If you’ve ever thought your old iPhone was feeling sluggish, you’re not alone. And you’re not imagining it: Apple has confirmed to multiple media outlets that it slows the performance of older iPhones in order to prevent their aging batteries from causing unexpected shutdowns.
Apple says it began slowing down the iPhone 6, iPhone 6s, and iPhone SE last year, and just began doing so with the iPhone 7, which is little more than a year old. The company’s statement came after a recent Reddit post and blog post on benchmarking tool Geekbench’s website sparked a conversation around the relationship between flagging iPhone performance and battery condition.
Apple may have the best of intentions. Having your phone occasionally slow down is probably preferable to coping with total shutdowns, as is prolonging the overall life of your battery. But some are reading the company’s statement as confirmation of a longstanding myth: Apple slows down old iPhones to get users to upgrade to newer, pricer models as a form of planned obsolescence. (The company also charges about $80 to replace an old iPhone battery with a fresh one.)
Either way, Apple is in some hot water over the issue. A pair of California residents have already filed a class action lawsuit against the company. They claim Apple interfered with the possession of their phones, as they did not consent to Apple’s meddling with their devices’ performance.
The California suit underscores the true issue here. It’s not Apple’s fault that the lithium ion batteries that power iPhones (and lots of other gadgets in our lives) become less potent as they age. But the company wasn’t transparent about its solution to this dilemma, nor did it give users a choice over the matter. When it comes to people who spent hundreds of dollars on an iPhone 6 without being warned the device’s performance may lag after only a couple of years, frustration is understandable. (Apple told TechCrunch that in early 2017 that it “made improvements” to reduce the frequency of shutdowns in older iPhones, but did not clarify what those improvements were. Apple did not respond to TIME’s request for comment on the matter.)

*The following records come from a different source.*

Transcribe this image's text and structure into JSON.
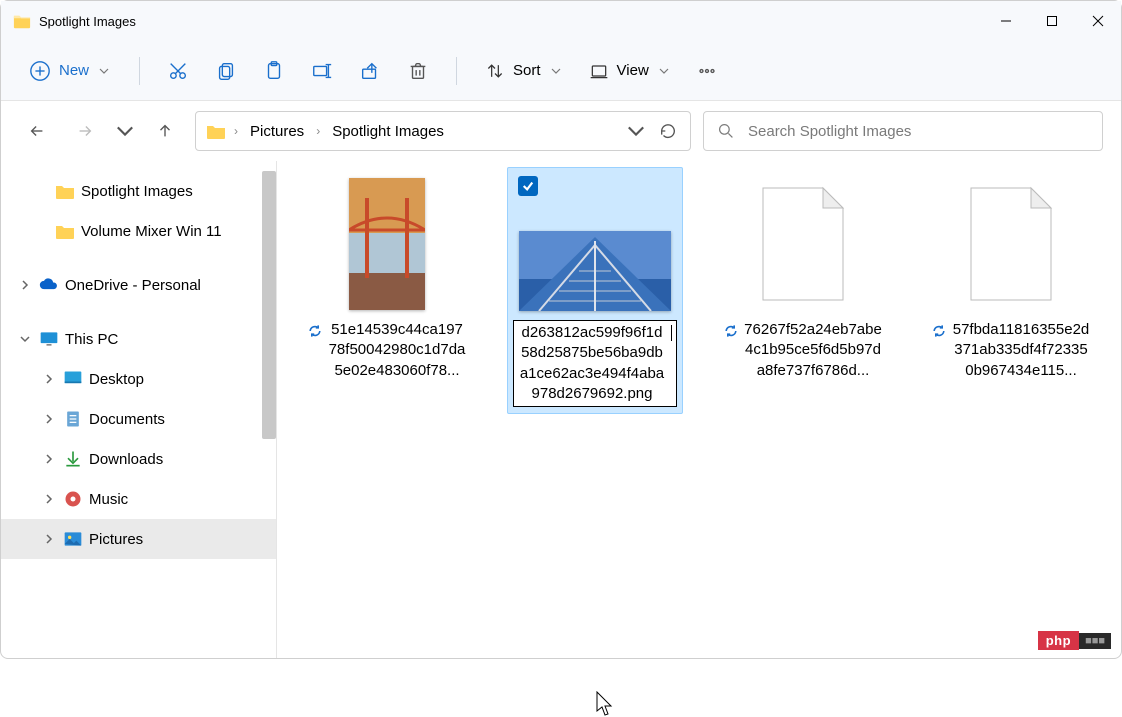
{
  "window": {
    "title": "Spotlight Images"
  },
  "ribbon": {
    "new_label": "New",
    "sort_label": "Sort",
    "view_label": "View"
  },
  "breadcrumb": {
    "seg1": "Pictures",
    "seg2": "Spotlight Images"
  },
  "search": {
    "placeholder": "Search Spotlight Images"
  },
  "sidebar": {
    "spotlight": "Spotlight Images",
    "volmix": "Volume Mixer Win 11",
    "onedrive": "OneDrive - Personal",
    "thispc": "This PC",
    "desktop": "Desktop",
    "documents": "Documents",
    "downloads": "Downloads",
    "music": "Music",
    "pictures": "Pictures"
  },
  "files": {
    "f1": "51e14539c44ca19778f50042980c1d7da5e02e483060f78...",
    "f2": "d263812ac599f96f1d58d25875be56ba9dba1ce62ac3e494f4aba978d2679692.png",
    "f3": "76267f52a24eb7abe4c1b95ce5f6d5b97da8fe737f6786d...",
    "f4": "57fbda11816355e2d371ab335df4f723350b967434e115..."
  },
  "badge": {
    "left": "php",
    "right": "■■■"
  }
}
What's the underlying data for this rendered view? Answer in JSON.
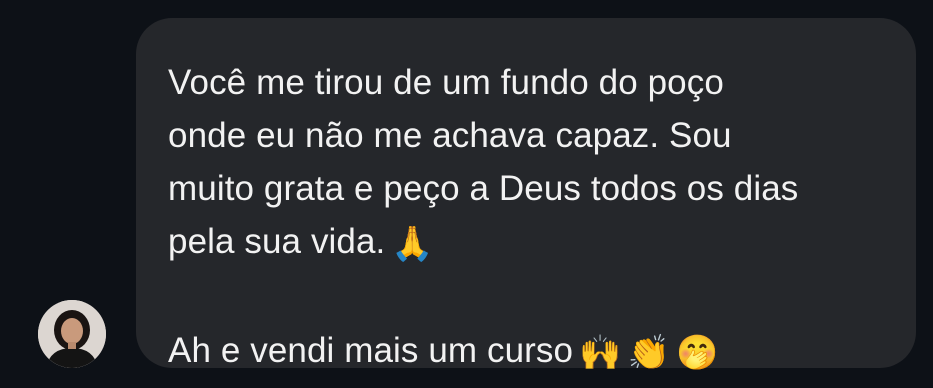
{
  "message": {
    "lines": [
      "Você me tirou de um fundo do poço",
      "onde eu não me achava capaz. Sou",
      "muito grata e peço a Deus todos os dias",
      "pela sua vida."
    ],
    "line_4_emoji": "🙏",
    "second_paragraph": "Ah e vendi mais um curso",
    "second_emojis": [
      "🙌",
      "👏",
      "🤭"
    ]
  },
  "colors": {
    "background": "#0d1117",
    "bubble": "#25272b",
    "text": "#f2f2f2"
  },
  "icons": {
    "avatar": "sender-avatar"
  }
}
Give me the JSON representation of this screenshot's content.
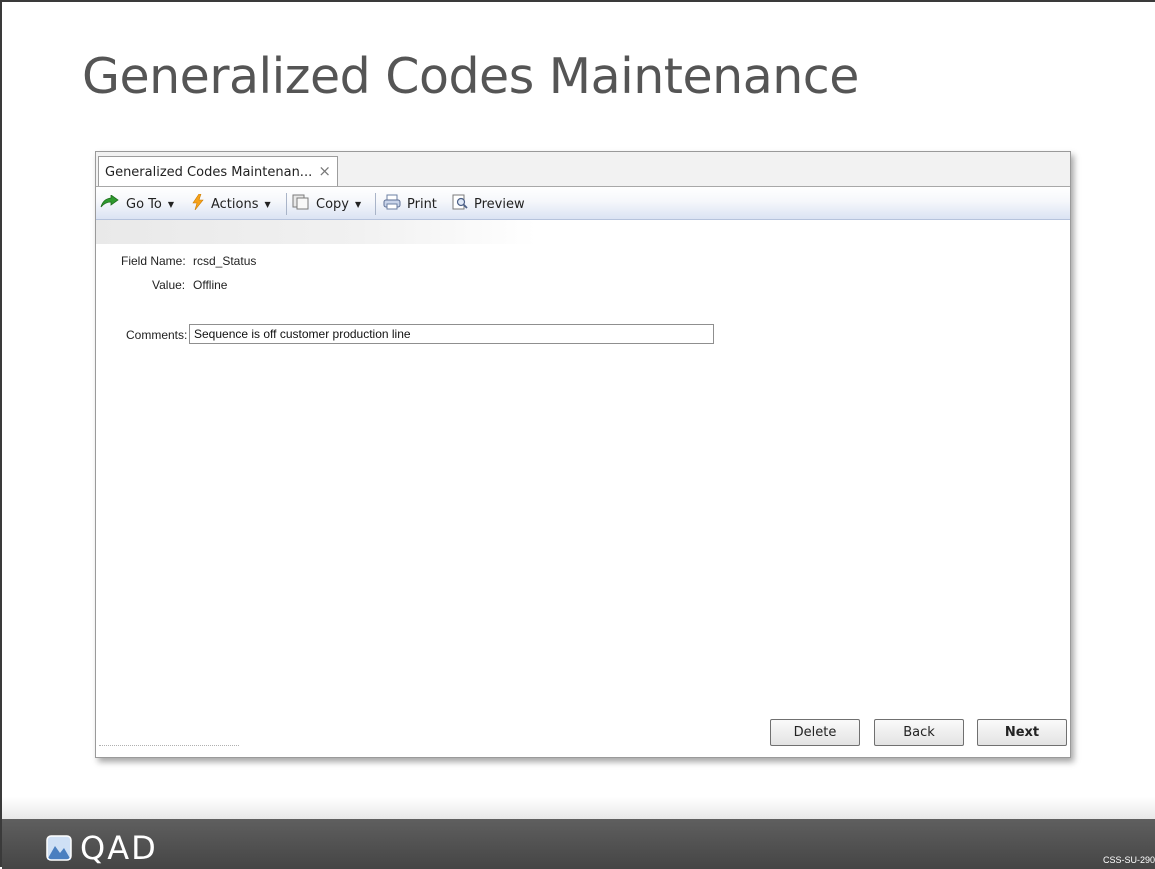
{
  "slide": {
    "title": "Generalized Codes Maintenance",
    "footer_logo": "QAD",
    "slide_code": "CSS-SU-290"
  },
  "window": {
    "tab": {
      "label": "Generalized Codes Maintenan...",
      "close_glyph": "×"
    },
    "toolbar": {
      "goto_label": "Go To",
      "actions_label": "Actions",
      "copy_label": "Copy",
      "print_label": "Print",
      "preview_label": "Preview",
      "dropdown_glyph": "▼",
      "icons": {
        "goto": "goto-arrow-icon",
        "actions": "actions-lightning-icon",
        "copy": "copy-icon",
        "print": "printer-icon",
        "preview": "preview-icon"
      }
    },
    "form": {
      "field_name_label": "Field Name:",
      "field_name_value": "rcsd_Status",
      "value_label": "Value:",
      "value_value": "Offline",
      "comments_label": "Comments:",
      "comments_value": "Sequence is off customer production line"
    },
    "buttons": {
      "delete_label": "Delete",
      "back_label": "Back",
      "next_label": "Next"
    }
  },
  "colors": {
    "title_text": "#555555",
    "toolbar_gradient_end": "#dbe3f3",
    "footer_bg": "#4f4f4f"
  }
}
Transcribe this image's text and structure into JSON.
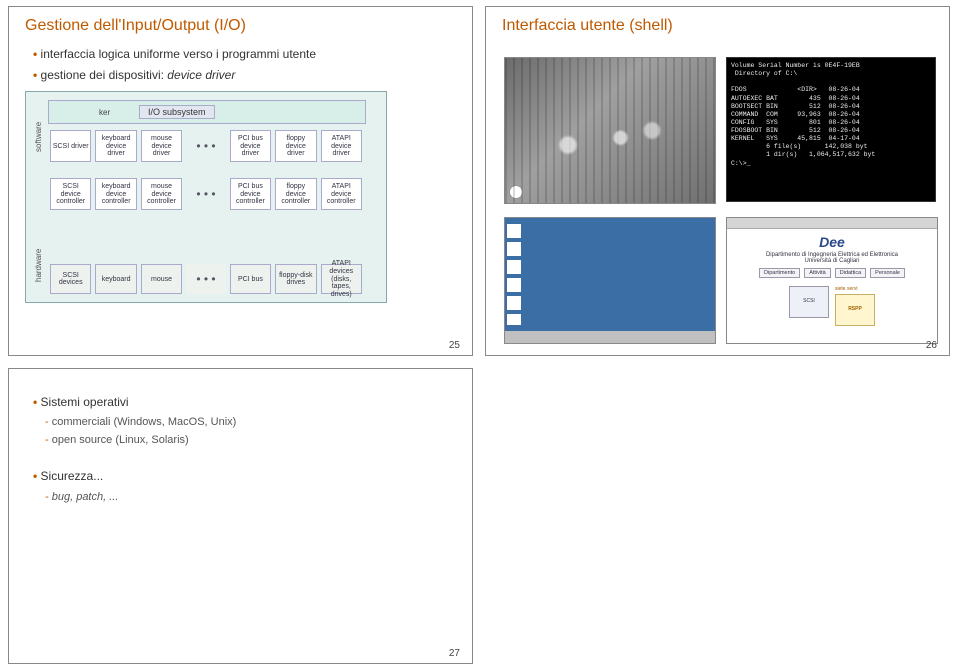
{
  "slide25": {
    "title": "Gestione dell'Input/Output (I/O)",
    "bullet1": "interfaccia logica uniforme verso i programmi utente",
    "bullet2_pre": "gestione dei dispositivi: ",
    "bullet2_em": "device driver",
    "pagenum": "25",
    "diagram": {
      "vlabel_sw": "software",
      "vlabel_hw": "hardware",
      "ker": "ker",
      "iosub": "I/O subsystem",
      "row_drivers": [
        "SCSI driver",
        "keyboard device driver",
        "mouse device driver",
        "• • •",
        "PCI bus device driver",
        "floppy device driver",
        "ATAPI device driver"
      ],
      "row_controllers": [
        "SCSI device controller",
        "keyboard device controller",
        "mouse device controller",
        "• • •",
        "PCI bus device controller",
        "floppy device controller",
        "ATAPI device controller"
      ],
      "row_devices": [
        "SCSI devices",
        "keyboard",
        "mouse",
        "• • •",
        "PCI bus",
        "floppy-disk drives",
        "ATAPI devices (disks, tapes, drives)"
      ]
    }
  },
  "slide26": {
    "title": "Interfaccia utente (shell)",
    "pagenum": "26",
    "dos": "Volume Serial Number is 0E4F-19EB\n Directory of C:\\\n\nFDOS             <DIR>   08-26-04\nAUTOEXEC BAT        435  08-26-04\nBOOTSECT BIN        512  08-26-04\nCOMMAND  COM     93,963  08-26-04\nCONFIG   SYS        801  08-26-04\nFDOSBOOT BIN        512  08-26-04\nKERNEL   SYS     45,815  04-17-04\n         6 file(s)      142,038 byt\n         1 dir(s)   1,064,517,632 byt\nC:\\>_",
    "web": {
      "logo": "Dee",
      "subtitle1": "Dipartimento di Ingegneria Elettrica ed Elettronica",
      "subtitle2": "Università di Cagliari",
      "links": [
        "Dipartimento",
        "Attività",
        "Didattica",
        "Personale"
      ],
      "box_left": "SCSI",
      "box_right_top": "siete servi",
      "box_right": "RSPP"
    }
  },
  "slide27": {
    "bullet1": "Sistemi operativi",
    "sub1": "commerciali (Windows, MacOS, Unix)",
    "sub2": "open source (Linux, Solaris)",
    "bullet2": "Sicurezza...",
    "sub3": "bug, patch, ...",
    "pagenum": "27"
  }
}
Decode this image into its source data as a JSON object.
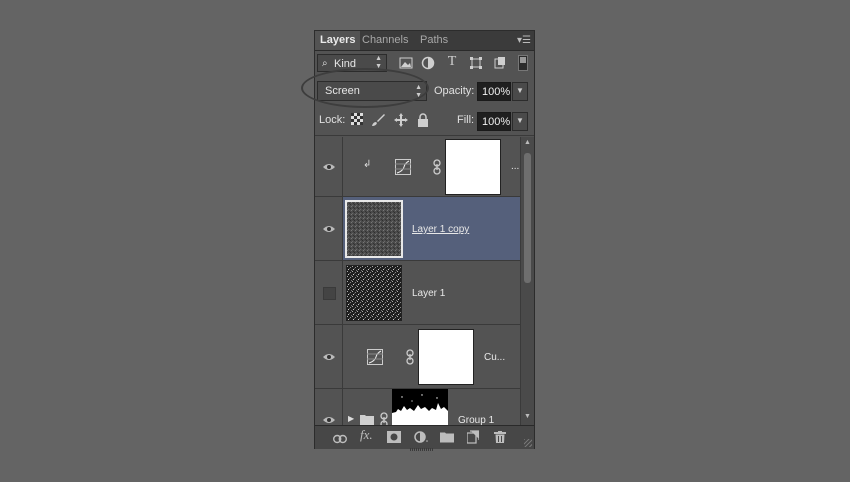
{
  "tabs": [
    {
      "label": "Layers",
      "active": true
    },
    {
      "label": "Channels",
      "active": false
    },
    {
      "label": "Paths",
      "active": false
    }
  ],
  "filter": {
    "kind_label": "Kind"
  },
  "blend": {
    "mode": "Screen",
    "opacity_label": "Opacity:",
    "opacity": "100%"
  },
  "lock": {
    "label": "Lock:",
    "fill_label": "Fill:",
    "fill": "100%"
  },
  "layers": [
    {
      "name": "...",
      "type": "curves-clipped",
      "visible": true,
      "selected": false
    },
    {
      "name": "Layer 1 copy",
      "type": "pixel",
      "visible": true,
      "selected": true
    },
    {
      "name": "Layer 1",
      "type": "pixel",
      "visible": false,
      "selected": false
    },
    {
      "name": "Cu...",
      "type": "curves",
      "visible": true,
      "selected": false
    },
    {
      "name": "Group 1",
      "type": "group",
      "visible": true,
      "selected": false
    }
  ],
  "colors": {
    "panel": "#535353",
    "selected": "#55607b",
    "background": "#646464"
  }
}
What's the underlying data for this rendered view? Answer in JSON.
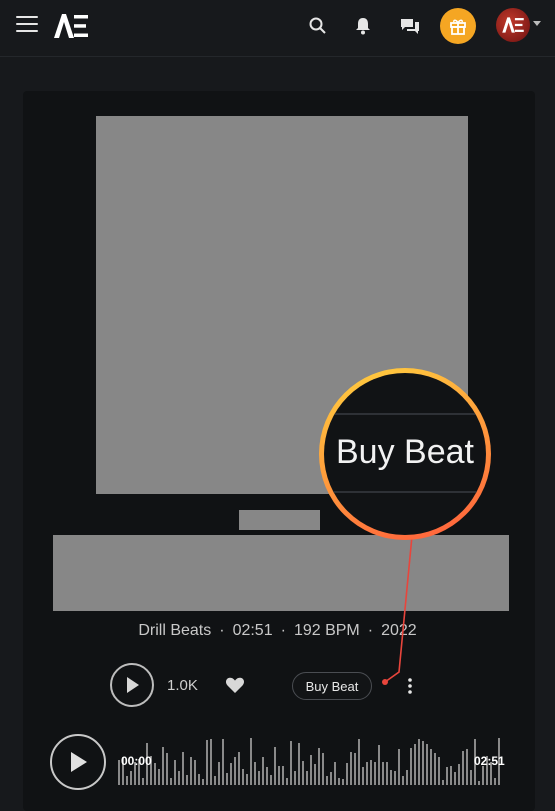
{
  "header": {
    "logo_text": "AE",
    "icons": [
      "menu-icon",
      "search-icon",
      "bell-icon",
      "chat-icon",
      "gift-icon",
      "avatar"
    ]
  },
  "beat": {
    "meta": {
      "genre": "Drill Beats",
      "duration": "02:51",
      "bpm": "192 BPM",
      "year": "2022"
    },
    "plays": "1.0K",
    "buy_label": "Buy Beat"
  },
  "player": {
    "time_start": "00:00",
    "time_end": "02:51"
  },
  "callout": {
    "text": "Buy Beat"
  },
  "colors": {
    "accent_orange": "#f5a623",
    "background": "#17191c",
    "card": "#101214",
    "placeholder": "#878787",
    "callout_red": "#e8453c"
  }
}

Of course, Apple has never been known for its transparency. The company is notoriously secretive, even with its own employees, who get information on a need-to-know basis. And there are some iPhone specifications that aren’t listed on Apple’s website, such as battery capacity and memory, leading to a cottage industry of hardware tinkerers who test and poke and prod Apple’s products to find out more about them than the company freely shares.
With the revelation that Apple was withholding information about aging iPhones’ performance from consumers, the company could jeopardize consumer trust. That’s a big deal for a company like Apple, a brand built around customer loyalty and positive perceptions. A Morgan Stanley survey from this spring found that 92% of iPhone owners who planned to buy a new phone in the next 12 months were likely to stick with Apple. By comparison, only 77% of Samsung device owners said the same. Trust is vital to the iPhone’s success — when customers buy one, they want to feel they know exactly what they’re getting. They trust that the experience will be similar and comfortable no matter which model they choose, unlike the Android landscape, where devices can vary greatly between companies like Samsung, Google, and LG, among others. It’s that trust that gets users hooked into Apple’s entire ecosystem of Mac and Apple Watch products, too.
Apple has long strived to design products that “just work.” In that sense, you might understand why the company hid these performance slowdowns from public view — Apple might feel that it should be doing the heavy lifting behind the scenes, shielding customers from having to worry about the nitty gritty of how their technology works with a bit of software “secret sauce.” But in this case, Apple’s decision may invite more trouble than thanks — a better solution may be to ask users whether they’re O.K. with performance slowdowns if it means keeping their battery healthy for longer. Moving forward, Apple will have to decide whether keeping its secret sauce a secret is worth risking the trust of their most loyal customers.